Другая проблема – состояние здоровья коннетабля. Возглавлявший войска доблестный старик Онфруа де Торон совершил весьма неосторожный поступок: годом раньше он вступил в повторный брак, женившись на Филиппе, самой младшей из сестер Боэмунда Антиохийского, которая в то время едва оправилась от любовного приключения с любвеобильным Андроником Комнином и чахла от тоски. Некоторые излишества, последствия вступления в брак со слишком молодой особой, в соединении с печалью, вызванной тем, что любимая у него на глазах сохнет по другому, потихоньку сводили военачальника в могилу. Но Бодуэн с четырнадцати лет умел вести войска в сражения, и он без колебаний собрал всех рыцарей – от двух до трех сотен! – и отправился к Гробу Господню за Истинным Крестом, который предстояло нести вифлеемскому епископу Обберу. Он воззвал к Господу, прося у него помощи и защиты, велел разложить огонь на башне Давида, под громкие причитания женщин вскочил в седло и направился со своим небольшим отрядом к берегу, поскольку, если верить дошедшим известиям, Саладин надвигался оттуда.

Король, подгоняемый настойчивым желанием его опередить, проскакал без передышки до ворот Аскалона, которые распахнули перед ним с облегчением. Бодуэн знал, что Аскалон расположен на перекрестке дорог; Господь позволил ему добраться туда раньше Саладина. Город был уже готов к обороне, и король решил, что у него есть немного времени – столько, сколько потребуется султану на осаду Газы. Оставшись в руках тамплиеров, в чьей доблести еще никто ни разу не усомнился, город сможет обороняться и продержится до прихода подкрепления, на которое так рассчитывали. Еще до того, как покинуть Иерусалим, король созвал ополчение: все мужчины, умеющие обращаться с оружием, должны были присоединиться к его войску. Он не сомневался в том, что его поддержат, и в самом деле – городское ополчение, рыцари, добровольцы и даже простые мирные горожане со всех концов королевства тронулись в путь...

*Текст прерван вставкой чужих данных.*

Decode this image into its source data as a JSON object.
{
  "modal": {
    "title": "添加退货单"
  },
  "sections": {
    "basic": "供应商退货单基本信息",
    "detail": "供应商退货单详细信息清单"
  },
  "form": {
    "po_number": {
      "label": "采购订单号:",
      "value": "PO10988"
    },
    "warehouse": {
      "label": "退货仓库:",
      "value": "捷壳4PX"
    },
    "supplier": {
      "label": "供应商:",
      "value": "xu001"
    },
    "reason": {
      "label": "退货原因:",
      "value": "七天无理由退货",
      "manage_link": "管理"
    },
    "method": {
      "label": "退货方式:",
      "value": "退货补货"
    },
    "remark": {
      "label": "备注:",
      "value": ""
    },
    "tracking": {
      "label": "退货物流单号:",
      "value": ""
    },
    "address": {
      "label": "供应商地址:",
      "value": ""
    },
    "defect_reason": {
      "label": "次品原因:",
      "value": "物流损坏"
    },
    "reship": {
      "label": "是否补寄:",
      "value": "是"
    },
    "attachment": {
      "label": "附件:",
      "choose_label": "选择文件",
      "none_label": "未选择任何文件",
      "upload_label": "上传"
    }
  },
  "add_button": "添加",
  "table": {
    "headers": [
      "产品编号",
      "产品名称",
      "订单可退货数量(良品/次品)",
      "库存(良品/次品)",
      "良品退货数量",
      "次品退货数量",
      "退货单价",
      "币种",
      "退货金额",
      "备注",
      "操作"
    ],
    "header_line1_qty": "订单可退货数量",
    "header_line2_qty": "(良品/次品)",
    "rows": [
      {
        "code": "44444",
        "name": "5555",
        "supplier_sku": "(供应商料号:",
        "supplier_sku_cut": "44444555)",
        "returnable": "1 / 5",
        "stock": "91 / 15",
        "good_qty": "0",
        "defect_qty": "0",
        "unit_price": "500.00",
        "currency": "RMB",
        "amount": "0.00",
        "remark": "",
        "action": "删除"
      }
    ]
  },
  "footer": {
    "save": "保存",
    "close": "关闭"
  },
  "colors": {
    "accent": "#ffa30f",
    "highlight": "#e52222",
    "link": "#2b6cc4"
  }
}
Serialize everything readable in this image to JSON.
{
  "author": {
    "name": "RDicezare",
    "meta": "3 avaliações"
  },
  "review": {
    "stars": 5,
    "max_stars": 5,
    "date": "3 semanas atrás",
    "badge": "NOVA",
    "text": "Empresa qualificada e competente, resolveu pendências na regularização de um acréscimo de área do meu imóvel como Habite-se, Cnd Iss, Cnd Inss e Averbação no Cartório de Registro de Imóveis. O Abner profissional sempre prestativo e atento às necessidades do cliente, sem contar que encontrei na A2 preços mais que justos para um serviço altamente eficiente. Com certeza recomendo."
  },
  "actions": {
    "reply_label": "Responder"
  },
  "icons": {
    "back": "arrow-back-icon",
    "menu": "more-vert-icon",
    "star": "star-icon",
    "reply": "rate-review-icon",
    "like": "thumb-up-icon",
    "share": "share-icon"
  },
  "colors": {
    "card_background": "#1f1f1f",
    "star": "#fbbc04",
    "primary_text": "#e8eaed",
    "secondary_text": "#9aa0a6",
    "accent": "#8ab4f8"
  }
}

Вот только Саладин был непредсказуем, он ни с кем не делился своими решениями, что сильно затрудняло работу франкских шпионов. Его целью был Иерусалим, и он не намеревался останавливаться в пути чаще, чем того потребует крайняя необходимость, а потому пренебрег Дароном и Газой, и ошеломленный Одон де Сент‑Аман наблюдал, как прямо перед ним, не удостоив его и взглядом, катится лавина всадников Аллаха. Но путь от Газы до Аскалона не занимает и двух часов...

Утром Бодуэн, который часть ночи потратил на инспекцию городских укреплений и городских запасов, еще раз обошел крепостные стены в сопровождении Тибо, Адама и Рено Сидонского, доблестного супруга Аньес, так редко видевшего жену. Погода стояла прохладная, ветер с моря гнал по небу тучи. Опершись на зубец стены, король снял наголовник кольчуги и, повернувшись лицом к полям, на мгновение откинул покрывало и подставил лицо ветру. Он стоял спиной к троим спутникам, и один лишь Бог мог видеть его изуродованное лицо. Еще немного – и он сможет отдохнуть... но его надеждам не суждено было сбыться: Рено Сидонский закричал:

– Ваше Величество! Посмотрите! Они идут сюда!

С южной стороны горизонт заволокла быстро приближавшаяся туча пыли, пронизанная вспышками. От топота копыт бешено скакавших коней по земле словно катились раскаты грома, а все вместе было похоже на донную волну, на девятый вал железа под зелеными знаменами Пророка и черными флагами, которые халиф из далекого Багдада, повелитель верующих[48], традиционно посылал прославленным военачальникам, способным высоко поднять меч ислама. Впереди всадников бежали крестьяне, еще не успевшие найти укрытие за стенами Аскалона. Были слышны их крики, они падали под ударами кривых турецких сабель, и вскоре огромная волна ударилась о стены, а подожженные противником деревни скрылись в дыму.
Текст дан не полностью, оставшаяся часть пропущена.